ECLI:NL:RBDHA:2024:9704
Rechtbank Den Haag
- Eerste aanleg - enkelvoudig
- Rechtspraak.nl
Beroep tegen niet tijdig beslissen op asielaanvraag niet-ontvankelijk verklaard
In deze zaak heeft de Rechtbank Den Haag op 13 juni 2024 uitspraak gedaan in een beroep dat door eiser is ingediend tegen het niet tijdig beslissen door de Staatssecretaris van Justitie en Veiligheid op zijn aanvraag voor een verblijfsvergunning asiel voor bepaalde tijd. Eiser heeft gesteld dat verweerder niet binnen de wettelijk gestelde termijn heeft beslist op zijn aanvraag, en heeft daarom beroep ingesteld. De rechtbank heeft echter vastgesteld dat partijen geen zitting hebben aangevraagd en het onderzoek derhalve zonder zitting is gesloten.

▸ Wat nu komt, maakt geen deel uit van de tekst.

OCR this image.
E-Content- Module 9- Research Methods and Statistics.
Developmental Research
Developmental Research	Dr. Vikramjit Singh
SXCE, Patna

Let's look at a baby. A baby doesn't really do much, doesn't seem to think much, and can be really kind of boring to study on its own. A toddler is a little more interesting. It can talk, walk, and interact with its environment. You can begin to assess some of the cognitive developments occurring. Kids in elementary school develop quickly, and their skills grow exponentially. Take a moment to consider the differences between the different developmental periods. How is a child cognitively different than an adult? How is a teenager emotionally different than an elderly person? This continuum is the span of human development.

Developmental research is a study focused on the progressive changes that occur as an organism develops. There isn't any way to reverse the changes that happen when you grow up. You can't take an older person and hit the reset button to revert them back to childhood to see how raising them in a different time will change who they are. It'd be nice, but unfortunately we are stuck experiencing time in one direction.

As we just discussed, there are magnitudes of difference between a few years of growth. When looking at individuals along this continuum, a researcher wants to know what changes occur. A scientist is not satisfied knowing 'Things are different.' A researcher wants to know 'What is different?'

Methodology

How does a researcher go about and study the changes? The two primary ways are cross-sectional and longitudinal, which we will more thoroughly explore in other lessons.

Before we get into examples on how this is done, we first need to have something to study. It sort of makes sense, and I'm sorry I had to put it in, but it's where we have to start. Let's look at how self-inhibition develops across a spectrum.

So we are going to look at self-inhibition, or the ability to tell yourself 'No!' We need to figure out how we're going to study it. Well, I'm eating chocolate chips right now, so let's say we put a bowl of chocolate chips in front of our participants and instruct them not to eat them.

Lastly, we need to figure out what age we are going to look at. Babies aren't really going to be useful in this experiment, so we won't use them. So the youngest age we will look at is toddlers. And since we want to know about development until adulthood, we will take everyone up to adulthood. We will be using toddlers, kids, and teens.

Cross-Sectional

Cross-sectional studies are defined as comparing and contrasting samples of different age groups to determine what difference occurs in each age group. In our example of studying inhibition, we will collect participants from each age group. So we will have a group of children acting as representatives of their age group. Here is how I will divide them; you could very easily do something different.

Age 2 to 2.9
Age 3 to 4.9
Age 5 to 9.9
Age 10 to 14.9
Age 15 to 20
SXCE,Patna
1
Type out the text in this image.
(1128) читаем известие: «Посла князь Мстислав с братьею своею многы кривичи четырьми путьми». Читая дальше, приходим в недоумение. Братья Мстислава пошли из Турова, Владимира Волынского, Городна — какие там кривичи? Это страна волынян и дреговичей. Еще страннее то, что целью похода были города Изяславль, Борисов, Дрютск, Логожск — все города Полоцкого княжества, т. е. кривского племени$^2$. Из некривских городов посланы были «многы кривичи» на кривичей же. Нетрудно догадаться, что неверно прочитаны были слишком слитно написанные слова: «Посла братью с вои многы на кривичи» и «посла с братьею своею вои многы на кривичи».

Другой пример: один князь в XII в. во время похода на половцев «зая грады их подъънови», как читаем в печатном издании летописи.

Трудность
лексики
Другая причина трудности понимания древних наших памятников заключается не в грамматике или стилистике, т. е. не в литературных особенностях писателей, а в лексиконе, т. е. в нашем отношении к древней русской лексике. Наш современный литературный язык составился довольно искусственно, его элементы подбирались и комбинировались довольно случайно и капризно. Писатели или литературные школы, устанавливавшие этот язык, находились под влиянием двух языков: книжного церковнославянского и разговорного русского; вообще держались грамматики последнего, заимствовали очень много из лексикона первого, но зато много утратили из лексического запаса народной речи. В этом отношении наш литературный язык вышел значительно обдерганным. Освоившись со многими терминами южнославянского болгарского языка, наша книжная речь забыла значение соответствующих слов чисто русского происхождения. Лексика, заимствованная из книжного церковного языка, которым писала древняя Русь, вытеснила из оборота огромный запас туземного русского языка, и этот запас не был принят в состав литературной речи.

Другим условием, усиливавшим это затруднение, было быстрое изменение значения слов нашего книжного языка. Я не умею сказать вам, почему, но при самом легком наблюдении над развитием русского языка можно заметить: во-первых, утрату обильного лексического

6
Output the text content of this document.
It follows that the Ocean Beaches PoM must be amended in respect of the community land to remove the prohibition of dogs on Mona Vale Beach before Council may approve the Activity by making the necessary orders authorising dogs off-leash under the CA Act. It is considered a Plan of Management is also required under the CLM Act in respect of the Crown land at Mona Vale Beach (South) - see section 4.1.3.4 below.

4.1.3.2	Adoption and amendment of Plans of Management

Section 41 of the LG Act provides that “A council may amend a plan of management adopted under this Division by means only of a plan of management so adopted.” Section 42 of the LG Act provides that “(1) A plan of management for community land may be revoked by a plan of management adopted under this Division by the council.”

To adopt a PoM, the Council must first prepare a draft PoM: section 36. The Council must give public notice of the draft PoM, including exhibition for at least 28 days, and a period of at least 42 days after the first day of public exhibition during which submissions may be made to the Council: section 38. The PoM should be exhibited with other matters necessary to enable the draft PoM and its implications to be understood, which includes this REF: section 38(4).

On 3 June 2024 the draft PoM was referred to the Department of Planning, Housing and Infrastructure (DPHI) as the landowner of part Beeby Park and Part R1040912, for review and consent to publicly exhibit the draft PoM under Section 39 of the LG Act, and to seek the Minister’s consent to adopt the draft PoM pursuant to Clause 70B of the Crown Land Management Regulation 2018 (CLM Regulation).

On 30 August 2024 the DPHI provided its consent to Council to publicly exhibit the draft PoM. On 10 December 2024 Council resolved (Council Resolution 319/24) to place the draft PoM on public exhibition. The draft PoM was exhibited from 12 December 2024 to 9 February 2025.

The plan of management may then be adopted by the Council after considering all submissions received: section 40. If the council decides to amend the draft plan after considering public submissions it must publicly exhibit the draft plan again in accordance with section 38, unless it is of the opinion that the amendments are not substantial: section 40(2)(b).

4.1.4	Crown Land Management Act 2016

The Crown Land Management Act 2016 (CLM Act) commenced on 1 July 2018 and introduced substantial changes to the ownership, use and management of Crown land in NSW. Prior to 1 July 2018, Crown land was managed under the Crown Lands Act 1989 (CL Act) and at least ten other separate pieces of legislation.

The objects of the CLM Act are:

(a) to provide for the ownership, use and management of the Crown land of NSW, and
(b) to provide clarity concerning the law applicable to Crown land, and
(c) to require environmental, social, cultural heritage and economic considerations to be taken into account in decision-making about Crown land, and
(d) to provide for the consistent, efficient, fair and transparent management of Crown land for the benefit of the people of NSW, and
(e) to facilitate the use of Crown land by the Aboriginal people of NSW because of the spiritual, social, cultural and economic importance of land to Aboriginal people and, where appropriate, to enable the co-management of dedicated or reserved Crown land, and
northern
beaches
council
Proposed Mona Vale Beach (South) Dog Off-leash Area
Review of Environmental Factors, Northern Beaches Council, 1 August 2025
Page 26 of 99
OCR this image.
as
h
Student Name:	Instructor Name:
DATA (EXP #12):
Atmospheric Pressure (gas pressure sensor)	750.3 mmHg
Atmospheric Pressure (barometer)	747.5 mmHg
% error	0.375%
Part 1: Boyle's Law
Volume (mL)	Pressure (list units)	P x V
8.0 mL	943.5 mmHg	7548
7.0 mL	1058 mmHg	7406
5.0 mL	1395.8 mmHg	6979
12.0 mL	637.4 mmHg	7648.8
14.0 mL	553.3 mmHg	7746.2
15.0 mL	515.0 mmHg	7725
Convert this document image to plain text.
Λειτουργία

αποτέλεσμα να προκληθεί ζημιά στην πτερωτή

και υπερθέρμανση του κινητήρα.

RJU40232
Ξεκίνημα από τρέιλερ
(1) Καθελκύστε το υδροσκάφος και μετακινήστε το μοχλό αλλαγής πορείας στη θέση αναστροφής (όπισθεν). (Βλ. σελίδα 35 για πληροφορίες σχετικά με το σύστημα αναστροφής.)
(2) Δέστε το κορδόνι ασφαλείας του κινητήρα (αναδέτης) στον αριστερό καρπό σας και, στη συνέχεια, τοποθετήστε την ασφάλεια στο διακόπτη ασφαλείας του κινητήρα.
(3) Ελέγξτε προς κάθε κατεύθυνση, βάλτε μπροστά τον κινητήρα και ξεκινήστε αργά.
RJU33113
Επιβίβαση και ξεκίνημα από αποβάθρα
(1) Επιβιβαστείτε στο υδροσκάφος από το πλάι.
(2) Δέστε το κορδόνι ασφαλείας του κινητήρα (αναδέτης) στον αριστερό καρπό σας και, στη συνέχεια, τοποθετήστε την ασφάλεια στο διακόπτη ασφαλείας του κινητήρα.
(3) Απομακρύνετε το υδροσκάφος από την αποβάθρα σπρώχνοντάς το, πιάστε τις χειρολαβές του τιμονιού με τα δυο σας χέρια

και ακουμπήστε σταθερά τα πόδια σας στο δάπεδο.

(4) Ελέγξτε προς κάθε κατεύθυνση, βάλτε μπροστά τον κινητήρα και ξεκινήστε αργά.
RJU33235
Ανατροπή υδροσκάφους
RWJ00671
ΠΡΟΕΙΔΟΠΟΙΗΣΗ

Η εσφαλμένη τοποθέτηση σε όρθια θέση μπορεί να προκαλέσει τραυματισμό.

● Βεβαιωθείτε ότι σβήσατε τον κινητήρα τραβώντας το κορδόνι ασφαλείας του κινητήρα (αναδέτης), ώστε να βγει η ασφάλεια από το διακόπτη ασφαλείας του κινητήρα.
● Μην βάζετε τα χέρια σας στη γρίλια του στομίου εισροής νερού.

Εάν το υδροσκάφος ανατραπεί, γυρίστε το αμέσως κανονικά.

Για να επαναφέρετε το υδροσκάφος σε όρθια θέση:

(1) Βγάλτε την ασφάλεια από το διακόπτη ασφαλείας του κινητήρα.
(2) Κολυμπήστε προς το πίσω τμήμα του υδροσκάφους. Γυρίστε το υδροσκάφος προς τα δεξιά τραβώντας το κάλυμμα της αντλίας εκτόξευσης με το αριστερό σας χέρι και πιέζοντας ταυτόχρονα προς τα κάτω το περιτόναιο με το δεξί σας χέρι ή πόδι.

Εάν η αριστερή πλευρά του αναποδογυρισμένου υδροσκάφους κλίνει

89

De rechtbank heeft overwogen dat, voordat een beroep kan worden ingesteld wegens het niet tijdig beslissen, de betrokkene eerst schriftelijk aan het bestuursorgaan moet laten weten dat er binnen twee weken alsnog een beslissing moet worden genomen. In dit geval heeft eiser een ingebrekestelling ingediend, maar de rechtbank heeft geoordeeld dat de termijn voor het beslissen op de aanvraag nog niet was verstreken, omdat de beslistermijn met negen maanden was verlengd op basis van een recent besluit dat van kracht is sinds 27 januari 2023. Dit besluit heeft invloed op de beslistermijnen van asielaanvragen die zijn ingediend tussen 1 januari 2023 en 1 januari 2024.
Aangezien de ingebrekestelling prematuur was, heeft de rechtbank geoordeeld dat niet is voldaan aan de voorwaarden voor het indienen van een beroep op grond van het niet tijdig beslissen. De rechtbank heeft daarom het beroep van eiser niet-ontvankelijk verklaard. Er is geen aanleiding voor een proceskostenveroordeling, en de uitspraak is openbaar gemaakt op dezelfde dag.